Description Spinal epidural abscess (SEA), a critical surgical emergency, demands prompt recognition and intervention to prevent severe complications and fatalities. The incidence of SEA is notably increasing, particularly among individuals with diabetes, intravenous drug use, or a history of invasive spinal procedures. Although SEA can manifest through various clinical symptoms, the presence of its classic triad-back pain, fever, and neurological deficits-is noteworthy despite its occurrence in only 10% to 13% of cases. Identifying this triad is vital due to its high specificity for SEA, which is essential to guiding swift diagnostic and therapeutic actions in a condition where early intervention is critical. Magnetic resonance imaging is pivotal in diagnosing SEA, offering unmatched sensitivity and specificity compared to other imaging techniques. Immediate empirical antibiotic therapy and timely neurosurgical consultation, when required, form the foundation of SEA treatment. The prognosis significantly depends on the patient's initial neurological status, underlying health conditions, and the timeliness of their presentation, diagnosis, and treatment initiation. Given the complexity of SEA and the high risk of diagnostic delays, managing this condition involves substantial medicolegal considerations. Enhanced comprehension of SEA is imperative for improving patient outcomes and reducing health care resource burdens. Prompt and accurate diagnosis and appropriate interventions are essential for effectively managing this urgent condition.
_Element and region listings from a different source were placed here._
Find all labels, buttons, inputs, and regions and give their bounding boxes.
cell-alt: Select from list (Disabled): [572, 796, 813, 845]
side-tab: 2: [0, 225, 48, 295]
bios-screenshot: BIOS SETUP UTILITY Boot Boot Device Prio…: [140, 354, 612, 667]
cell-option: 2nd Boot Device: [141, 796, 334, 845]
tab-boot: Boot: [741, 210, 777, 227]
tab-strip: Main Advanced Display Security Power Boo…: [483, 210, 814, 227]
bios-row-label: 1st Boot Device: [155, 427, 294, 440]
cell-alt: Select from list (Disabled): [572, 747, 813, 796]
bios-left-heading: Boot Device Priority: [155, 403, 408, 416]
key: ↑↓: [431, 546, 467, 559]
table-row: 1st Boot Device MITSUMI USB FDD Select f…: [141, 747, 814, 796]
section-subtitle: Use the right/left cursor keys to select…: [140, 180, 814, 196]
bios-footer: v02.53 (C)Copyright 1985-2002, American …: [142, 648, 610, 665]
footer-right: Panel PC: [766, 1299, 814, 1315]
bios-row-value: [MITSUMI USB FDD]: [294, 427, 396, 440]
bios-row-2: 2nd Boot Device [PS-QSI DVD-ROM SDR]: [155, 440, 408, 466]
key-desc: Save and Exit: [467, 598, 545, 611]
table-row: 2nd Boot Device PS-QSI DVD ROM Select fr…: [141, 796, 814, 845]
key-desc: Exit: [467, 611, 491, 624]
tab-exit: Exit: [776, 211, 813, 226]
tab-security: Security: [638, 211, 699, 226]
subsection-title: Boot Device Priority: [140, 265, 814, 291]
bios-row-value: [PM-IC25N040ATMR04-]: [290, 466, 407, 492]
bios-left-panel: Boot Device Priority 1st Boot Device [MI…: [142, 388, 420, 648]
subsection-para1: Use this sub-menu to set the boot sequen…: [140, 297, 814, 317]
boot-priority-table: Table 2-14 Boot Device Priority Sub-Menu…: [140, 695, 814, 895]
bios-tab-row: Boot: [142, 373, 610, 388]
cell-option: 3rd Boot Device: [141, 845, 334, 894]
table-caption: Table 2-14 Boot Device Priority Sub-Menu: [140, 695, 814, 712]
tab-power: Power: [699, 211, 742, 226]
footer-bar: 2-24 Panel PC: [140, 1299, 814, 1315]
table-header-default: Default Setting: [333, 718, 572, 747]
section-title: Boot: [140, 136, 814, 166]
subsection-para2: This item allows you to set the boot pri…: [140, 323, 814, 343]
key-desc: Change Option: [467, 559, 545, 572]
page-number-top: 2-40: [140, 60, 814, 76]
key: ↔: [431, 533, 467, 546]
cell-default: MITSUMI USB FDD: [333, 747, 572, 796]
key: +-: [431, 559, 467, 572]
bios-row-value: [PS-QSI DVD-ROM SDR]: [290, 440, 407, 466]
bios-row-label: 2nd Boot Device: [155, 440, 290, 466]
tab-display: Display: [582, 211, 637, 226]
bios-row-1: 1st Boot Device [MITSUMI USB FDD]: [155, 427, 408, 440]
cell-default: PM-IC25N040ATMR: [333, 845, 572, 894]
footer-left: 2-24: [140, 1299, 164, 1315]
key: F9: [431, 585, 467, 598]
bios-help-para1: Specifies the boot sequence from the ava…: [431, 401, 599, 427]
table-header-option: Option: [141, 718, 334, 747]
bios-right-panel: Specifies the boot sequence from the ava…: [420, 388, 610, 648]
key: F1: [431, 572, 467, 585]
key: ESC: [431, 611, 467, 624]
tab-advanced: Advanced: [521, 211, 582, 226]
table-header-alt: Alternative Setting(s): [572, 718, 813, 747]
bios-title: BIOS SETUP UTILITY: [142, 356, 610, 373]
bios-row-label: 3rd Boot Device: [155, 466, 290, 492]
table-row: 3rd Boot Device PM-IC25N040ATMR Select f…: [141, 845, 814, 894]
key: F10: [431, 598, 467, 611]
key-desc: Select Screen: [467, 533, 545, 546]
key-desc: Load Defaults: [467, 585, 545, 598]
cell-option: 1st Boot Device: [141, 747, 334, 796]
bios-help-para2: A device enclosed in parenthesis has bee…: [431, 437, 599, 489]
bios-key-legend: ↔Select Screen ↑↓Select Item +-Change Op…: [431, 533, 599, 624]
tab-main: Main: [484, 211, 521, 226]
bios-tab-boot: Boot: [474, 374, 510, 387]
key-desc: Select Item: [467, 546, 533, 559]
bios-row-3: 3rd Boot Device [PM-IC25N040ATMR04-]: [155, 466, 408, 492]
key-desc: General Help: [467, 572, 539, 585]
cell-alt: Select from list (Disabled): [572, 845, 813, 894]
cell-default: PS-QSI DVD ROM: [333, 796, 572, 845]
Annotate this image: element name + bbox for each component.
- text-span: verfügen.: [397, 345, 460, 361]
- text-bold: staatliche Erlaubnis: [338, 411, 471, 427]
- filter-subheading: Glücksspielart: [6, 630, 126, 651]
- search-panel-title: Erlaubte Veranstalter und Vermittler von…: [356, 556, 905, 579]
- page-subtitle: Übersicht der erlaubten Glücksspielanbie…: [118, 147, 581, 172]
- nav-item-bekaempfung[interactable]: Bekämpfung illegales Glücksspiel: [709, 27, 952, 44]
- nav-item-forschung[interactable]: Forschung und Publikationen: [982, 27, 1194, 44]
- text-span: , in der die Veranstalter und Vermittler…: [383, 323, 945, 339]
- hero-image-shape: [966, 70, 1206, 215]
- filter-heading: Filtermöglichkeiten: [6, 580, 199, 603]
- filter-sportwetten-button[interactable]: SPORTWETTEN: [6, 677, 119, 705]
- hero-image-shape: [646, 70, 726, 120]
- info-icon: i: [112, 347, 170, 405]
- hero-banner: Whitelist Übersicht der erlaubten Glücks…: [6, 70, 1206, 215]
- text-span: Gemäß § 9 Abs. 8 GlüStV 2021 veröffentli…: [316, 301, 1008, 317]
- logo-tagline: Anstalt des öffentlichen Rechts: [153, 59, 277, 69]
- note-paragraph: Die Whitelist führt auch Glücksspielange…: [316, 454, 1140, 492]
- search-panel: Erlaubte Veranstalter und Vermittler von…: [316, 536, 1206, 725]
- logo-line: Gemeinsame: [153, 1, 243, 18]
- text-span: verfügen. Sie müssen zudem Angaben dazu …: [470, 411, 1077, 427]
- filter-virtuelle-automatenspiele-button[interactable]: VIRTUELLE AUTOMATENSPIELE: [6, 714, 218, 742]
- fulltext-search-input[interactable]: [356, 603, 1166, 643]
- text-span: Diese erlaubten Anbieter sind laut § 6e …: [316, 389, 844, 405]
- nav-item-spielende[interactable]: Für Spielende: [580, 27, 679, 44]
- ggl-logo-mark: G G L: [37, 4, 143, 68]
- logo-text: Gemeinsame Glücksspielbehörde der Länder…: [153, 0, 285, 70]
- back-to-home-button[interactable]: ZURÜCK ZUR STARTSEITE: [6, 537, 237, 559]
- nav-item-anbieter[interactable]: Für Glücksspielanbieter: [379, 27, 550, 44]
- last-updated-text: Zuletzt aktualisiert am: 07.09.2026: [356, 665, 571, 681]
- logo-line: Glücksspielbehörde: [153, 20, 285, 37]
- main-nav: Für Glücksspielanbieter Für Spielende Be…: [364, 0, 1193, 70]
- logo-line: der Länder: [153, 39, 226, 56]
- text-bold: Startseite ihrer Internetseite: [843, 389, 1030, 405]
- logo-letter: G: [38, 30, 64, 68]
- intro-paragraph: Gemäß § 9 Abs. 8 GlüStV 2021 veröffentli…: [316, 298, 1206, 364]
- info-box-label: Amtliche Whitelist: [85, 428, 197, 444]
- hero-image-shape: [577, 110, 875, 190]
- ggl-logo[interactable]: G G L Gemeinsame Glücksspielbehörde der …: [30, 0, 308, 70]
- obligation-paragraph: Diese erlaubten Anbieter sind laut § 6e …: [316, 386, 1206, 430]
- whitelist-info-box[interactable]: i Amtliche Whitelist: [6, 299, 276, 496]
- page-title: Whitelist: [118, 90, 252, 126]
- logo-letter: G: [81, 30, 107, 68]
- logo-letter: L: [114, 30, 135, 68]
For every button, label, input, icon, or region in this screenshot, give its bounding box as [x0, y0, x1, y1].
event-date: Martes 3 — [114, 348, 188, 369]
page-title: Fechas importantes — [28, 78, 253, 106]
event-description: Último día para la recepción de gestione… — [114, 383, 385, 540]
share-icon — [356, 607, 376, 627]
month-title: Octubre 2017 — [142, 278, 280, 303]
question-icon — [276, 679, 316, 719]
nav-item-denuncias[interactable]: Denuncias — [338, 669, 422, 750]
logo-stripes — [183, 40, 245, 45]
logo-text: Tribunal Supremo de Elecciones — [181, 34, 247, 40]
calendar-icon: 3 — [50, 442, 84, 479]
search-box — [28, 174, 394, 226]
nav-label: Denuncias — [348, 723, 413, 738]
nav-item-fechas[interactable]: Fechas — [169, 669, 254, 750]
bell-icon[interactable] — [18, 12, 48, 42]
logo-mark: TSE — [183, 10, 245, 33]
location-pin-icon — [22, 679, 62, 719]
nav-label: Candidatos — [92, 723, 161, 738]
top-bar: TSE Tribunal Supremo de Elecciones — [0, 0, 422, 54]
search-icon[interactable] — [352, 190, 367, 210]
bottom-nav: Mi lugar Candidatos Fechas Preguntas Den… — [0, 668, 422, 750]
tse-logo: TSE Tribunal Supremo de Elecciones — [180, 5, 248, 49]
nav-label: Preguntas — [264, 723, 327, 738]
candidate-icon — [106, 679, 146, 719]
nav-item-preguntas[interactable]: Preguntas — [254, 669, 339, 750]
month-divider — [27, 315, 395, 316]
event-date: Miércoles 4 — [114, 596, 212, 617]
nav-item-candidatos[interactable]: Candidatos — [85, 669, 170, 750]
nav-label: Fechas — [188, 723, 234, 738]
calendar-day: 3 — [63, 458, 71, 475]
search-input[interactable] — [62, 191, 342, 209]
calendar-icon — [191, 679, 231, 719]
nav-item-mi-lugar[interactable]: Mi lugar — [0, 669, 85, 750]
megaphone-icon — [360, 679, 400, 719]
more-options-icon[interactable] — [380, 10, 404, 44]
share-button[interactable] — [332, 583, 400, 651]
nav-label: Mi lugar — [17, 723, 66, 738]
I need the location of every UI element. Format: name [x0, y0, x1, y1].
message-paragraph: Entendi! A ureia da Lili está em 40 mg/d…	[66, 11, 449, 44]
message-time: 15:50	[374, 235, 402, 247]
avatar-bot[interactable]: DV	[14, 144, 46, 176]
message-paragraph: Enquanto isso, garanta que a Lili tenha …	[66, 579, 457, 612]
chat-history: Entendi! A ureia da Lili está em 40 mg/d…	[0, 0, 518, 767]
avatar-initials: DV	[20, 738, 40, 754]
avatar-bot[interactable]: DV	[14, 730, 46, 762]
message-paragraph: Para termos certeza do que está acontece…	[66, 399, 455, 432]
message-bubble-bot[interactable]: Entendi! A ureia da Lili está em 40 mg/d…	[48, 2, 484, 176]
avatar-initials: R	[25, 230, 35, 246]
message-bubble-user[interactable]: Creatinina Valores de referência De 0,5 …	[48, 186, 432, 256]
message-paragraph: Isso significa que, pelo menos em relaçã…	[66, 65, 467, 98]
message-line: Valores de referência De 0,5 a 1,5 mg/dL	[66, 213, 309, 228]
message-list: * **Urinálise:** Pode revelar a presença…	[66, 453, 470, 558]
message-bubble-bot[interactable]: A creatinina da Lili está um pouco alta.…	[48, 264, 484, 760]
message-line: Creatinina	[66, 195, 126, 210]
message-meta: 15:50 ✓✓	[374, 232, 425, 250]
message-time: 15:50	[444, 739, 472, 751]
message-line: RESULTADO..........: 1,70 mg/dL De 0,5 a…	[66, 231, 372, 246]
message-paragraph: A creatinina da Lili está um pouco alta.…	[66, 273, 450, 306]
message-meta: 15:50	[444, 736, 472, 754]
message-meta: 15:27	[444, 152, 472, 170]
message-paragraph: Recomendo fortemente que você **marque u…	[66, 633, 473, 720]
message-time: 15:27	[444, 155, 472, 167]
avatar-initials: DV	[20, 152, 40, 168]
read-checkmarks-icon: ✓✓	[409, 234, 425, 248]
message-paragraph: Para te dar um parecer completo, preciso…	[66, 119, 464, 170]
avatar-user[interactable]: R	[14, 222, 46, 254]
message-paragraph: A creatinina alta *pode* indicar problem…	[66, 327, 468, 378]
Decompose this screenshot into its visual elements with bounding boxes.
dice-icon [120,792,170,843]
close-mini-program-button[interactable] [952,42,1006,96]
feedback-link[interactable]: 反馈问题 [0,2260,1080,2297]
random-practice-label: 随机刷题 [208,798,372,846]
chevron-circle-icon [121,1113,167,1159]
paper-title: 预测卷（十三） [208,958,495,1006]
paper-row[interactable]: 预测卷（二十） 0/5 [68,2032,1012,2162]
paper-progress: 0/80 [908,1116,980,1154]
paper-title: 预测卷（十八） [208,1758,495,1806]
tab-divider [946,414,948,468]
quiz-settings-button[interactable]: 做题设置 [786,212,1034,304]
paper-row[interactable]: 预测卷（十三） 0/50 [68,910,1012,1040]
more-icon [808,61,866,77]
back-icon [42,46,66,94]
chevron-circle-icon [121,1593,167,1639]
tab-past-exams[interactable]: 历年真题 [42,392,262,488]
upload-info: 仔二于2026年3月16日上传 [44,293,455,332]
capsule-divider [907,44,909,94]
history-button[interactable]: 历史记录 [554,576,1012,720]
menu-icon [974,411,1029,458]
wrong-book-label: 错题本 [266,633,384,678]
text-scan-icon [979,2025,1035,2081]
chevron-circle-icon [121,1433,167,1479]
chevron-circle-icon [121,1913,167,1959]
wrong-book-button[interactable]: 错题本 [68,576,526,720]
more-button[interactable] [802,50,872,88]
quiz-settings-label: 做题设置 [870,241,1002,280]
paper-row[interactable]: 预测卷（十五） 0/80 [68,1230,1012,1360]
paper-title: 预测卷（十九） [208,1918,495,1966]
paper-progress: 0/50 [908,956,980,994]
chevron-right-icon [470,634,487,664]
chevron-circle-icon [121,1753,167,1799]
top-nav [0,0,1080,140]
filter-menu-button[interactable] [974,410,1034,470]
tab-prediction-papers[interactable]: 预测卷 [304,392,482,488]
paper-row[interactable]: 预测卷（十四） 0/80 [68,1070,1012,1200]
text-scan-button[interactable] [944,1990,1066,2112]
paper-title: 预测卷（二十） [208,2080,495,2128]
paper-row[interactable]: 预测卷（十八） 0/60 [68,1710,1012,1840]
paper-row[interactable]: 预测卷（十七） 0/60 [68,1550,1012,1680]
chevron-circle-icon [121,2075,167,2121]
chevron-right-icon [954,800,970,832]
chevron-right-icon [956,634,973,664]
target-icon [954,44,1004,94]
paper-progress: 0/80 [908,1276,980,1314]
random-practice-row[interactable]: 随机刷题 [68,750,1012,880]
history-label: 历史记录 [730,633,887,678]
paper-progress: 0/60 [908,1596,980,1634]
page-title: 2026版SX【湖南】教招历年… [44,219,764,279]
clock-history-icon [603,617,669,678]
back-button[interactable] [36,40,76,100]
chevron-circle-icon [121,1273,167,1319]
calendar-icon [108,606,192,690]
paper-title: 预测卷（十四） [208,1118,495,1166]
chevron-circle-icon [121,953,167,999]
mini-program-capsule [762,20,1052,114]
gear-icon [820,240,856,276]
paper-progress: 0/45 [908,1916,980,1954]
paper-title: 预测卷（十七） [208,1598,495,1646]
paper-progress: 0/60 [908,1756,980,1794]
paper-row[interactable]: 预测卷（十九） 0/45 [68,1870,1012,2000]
脊髓硬膜外脓肿临床综述:流行病学、病理生理学、诊断和处理,供急诊科和住院医生使用。
描述 脊柱硬膜外脓肿(SEA)是一种严重的外科急症,需要及时识别和干预,以防止严重并发症和死亡。脊髓外膜脓肿的发病率正在显著上升,尤其是在患有糖尿病、静脉注射毒品或有脊髓侵入性手术史的患者中。尽管 SEA 可通过各种临床症状表现出来,但值得注意的是,尽管仅有 10% 到 13% 的病例会出现背痛、发热和神经功能缺损这典型的三联征。由于三联征对 SEA 具有高度特异性,因此识别三联征至关重要,这对指导迅速诊断和治疗至关重要,因为早期干预对病情至关重要。磁共振成像是诊断 SEA 的关键,与其他成像技术相比,它具有无与伦比的敏感性和特异性。必要时,立即进行经验性抗生素治疗和及时的神经外科会诊是 SEA 治疗的基础。预后在很大程度上取决于患者最初的神经系统状况、潜在的健康状况,以及就诊、诊断和开始治疗的及时性。鉴于 SEA 的复杂性和诊断延误的高风险,管理这种疾病需要考虑大量的医疗法律问题。加强对 SEA 的理解是改善患者预后和减少医疗资源负担的当务之急。及时准确的诊断和适当的干预措施对于有效管理这种紧急状况至关重要。
本文章由计算机程序翻译,如有差异,请以英文原文为准。